A professional boxer will only earn money if he is successful and promoted well. To earn million dollar purses, a professional boxer's body must be in top shape and they must be able to win a lot of lower tier fights. Training in dance, of all things, is excellent training for any person who aspires to be a professional athlete. You wouldn't believe the number of pro athletes who trained in ballet. Why ballet?

Dancing ballet is all about physical strength, balance, and agility. If a professional boxer can learn to be agile and control their muscles well enough to dance ballet, those skills will translate into the ring. Its funny to imagine Mike Tyson dancing ballet, but I guarantee that many top notch professional boxers have received some training in dance. College football players often take college dance classes to improve their agility, stay trim, and even build leg muscle.

Other college-level classes that a professional boxer should take include business, theater or fine arts, and even training in sports management. A professional boxer with some training in business will be more likely to stay on top of his money rather than go broke, as Mike Tyson learned after he mis-spent his millions in the 80s and 90s. Training in theater or the fine arts is important for a professional boxer if he wants to perform in commercials, get endorsement deals, or talk to the media without sounding like an idiot. If a wannabe boxer earns a degree in sports management, he or she may have a career after their body can't take the punishment of fighting anymore.

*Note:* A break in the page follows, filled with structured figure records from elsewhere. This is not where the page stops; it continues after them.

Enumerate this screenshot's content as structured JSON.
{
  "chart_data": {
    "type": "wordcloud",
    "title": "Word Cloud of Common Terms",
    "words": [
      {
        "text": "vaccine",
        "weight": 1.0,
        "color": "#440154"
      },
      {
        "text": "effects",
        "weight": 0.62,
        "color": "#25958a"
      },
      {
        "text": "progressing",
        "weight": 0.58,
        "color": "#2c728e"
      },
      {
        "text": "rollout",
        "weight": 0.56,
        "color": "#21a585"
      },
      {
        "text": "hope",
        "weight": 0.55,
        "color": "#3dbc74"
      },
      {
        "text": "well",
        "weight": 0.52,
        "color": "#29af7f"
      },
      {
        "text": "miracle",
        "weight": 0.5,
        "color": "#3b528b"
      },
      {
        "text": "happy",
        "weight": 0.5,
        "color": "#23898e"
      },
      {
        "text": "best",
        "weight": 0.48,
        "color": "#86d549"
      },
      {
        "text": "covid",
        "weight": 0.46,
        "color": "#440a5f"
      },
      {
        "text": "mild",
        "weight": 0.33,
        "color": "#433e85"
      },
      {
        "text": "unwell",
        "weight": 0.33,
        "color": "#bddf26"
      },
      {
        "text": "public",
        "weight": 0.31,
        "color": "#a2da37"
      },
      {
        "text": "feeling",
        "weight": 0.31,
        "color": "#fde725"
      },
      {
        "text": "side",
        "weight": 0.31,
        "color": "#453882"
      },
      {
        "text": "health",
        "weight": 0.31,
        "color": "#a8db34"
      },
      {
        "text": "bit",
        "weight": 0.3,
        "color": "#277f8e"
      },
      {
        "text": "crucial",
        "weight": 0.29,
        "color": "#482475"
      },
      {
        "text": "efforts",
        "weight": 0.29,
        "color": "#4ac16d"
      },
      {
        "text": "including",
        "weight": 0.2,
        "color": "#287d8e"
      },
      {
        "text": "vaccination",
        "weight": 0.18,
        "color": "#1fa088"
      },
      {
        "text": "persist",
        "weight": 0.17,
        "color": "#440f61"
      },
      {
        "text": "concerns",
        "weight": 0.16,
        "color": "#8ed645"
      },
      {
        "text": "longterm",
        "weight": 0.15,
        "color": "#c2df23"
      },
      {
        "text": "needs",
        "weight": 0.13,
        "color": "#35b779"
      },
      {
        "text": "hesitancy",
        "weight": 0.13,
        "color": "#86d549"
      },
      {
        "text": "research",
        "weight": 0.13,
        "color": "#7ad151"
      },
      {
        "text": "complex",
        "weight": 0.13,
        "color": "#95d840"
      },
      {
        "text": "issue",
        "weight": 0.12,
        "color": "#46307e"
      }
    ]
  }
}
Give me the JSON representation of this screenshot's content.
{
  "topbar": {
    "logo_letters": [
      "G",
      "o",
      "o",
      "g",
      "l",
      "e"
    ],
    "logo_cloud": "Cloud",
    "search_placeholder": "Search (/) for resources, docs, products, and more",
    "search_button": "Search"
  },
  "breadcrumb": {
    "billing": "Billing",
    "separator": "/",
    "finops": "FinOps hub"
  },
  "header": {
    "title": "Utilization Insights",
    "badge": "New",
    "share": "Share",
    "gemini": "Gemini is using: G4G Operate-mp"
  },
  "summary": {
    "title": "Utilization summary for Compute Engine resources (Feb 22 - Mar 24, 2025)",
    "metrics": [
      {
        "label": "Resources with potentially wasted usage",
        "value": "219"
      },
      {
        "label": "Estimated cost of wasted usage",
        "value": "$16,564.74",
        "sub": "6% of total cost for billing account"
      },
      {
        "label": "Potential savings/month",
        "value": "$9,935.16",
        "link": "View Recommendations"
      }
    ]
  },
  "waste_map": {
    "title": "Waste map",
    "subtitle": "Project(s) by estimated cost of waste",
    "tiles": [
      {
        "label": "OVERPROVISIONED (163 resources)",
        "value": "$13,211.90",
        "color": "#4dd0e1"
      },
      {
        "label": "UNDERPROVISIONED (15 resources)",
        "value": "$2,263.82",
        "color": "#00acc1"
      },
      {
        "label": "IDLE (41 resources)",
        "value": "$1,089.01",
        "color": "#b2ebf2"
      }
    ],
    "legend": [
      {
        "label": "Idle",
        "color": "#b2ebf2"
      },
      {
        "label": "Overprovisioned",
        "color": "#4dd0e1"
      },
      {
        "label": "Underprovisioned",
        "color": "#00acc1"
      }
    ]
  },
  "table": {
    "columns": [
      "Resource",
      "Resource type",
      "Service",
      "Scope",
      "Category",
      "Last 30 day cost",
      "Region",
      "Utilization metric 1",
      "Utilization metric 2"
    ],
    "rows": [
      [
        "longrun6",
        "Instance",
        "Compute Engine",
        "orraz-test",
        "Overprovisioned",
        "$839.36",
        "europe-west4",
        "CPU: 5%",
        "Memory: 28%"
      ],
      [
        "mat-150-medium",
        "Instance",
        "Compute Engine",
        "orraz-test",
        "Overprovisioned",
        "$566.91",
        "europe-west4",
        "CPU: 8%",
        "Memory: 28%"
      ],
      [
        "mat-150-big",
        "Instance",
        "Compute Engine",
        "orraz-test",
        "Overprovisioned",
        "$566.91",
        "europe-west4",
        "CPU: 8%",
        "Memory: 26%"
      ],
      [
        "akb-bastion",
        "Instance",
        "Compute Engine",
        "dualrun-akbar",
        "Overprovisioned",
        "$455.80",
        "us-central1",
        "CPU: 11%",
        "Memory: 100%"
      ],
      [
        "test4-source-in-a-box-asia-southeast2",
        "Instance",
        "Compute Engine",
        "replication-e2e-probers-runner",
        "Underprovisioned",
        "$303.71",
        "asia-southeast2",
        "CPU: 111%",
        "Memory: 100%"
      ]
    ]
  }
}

Professional Boxer Qualifications

The only true qualifications for becoming a professional boxer are the right body size and type, the right physical skills and ability, and training in gyms starting as a teenager. It would be difficult to start a career as a professional boxer if you've never trained in a boxing gym before.

But boxers that want to earn top tier professional money should also take some classes in performance (think of Manny Pacquiao's performance in those awesome HP TouchPad commercials), dance (to keep their bodies nimble), and perhaps sports management if they want a career after their boxing time is finished.

Steps to Becoming a Professional Boxer

Here are the steps to becoming a professional boxer:

1. Learn to fight from a good gym. Spar and learn the art of boxing from a young age.

2. Make a name for yourself in the amateur boxing circuit or training as an Olympic boxer.

3. Go professional by hiring a manager and scheduling your professional debut.

There's not much more to becoming a professional boxer. If you have the skills, you could earn million dollar purses, drive fancy cars, marry beautiful women, and fight only three or four times a year.

If you want to have a career after your boxing days are over, earning a college degree you can use once your body gives out is the best way to insure your financial future after your boxing career is through.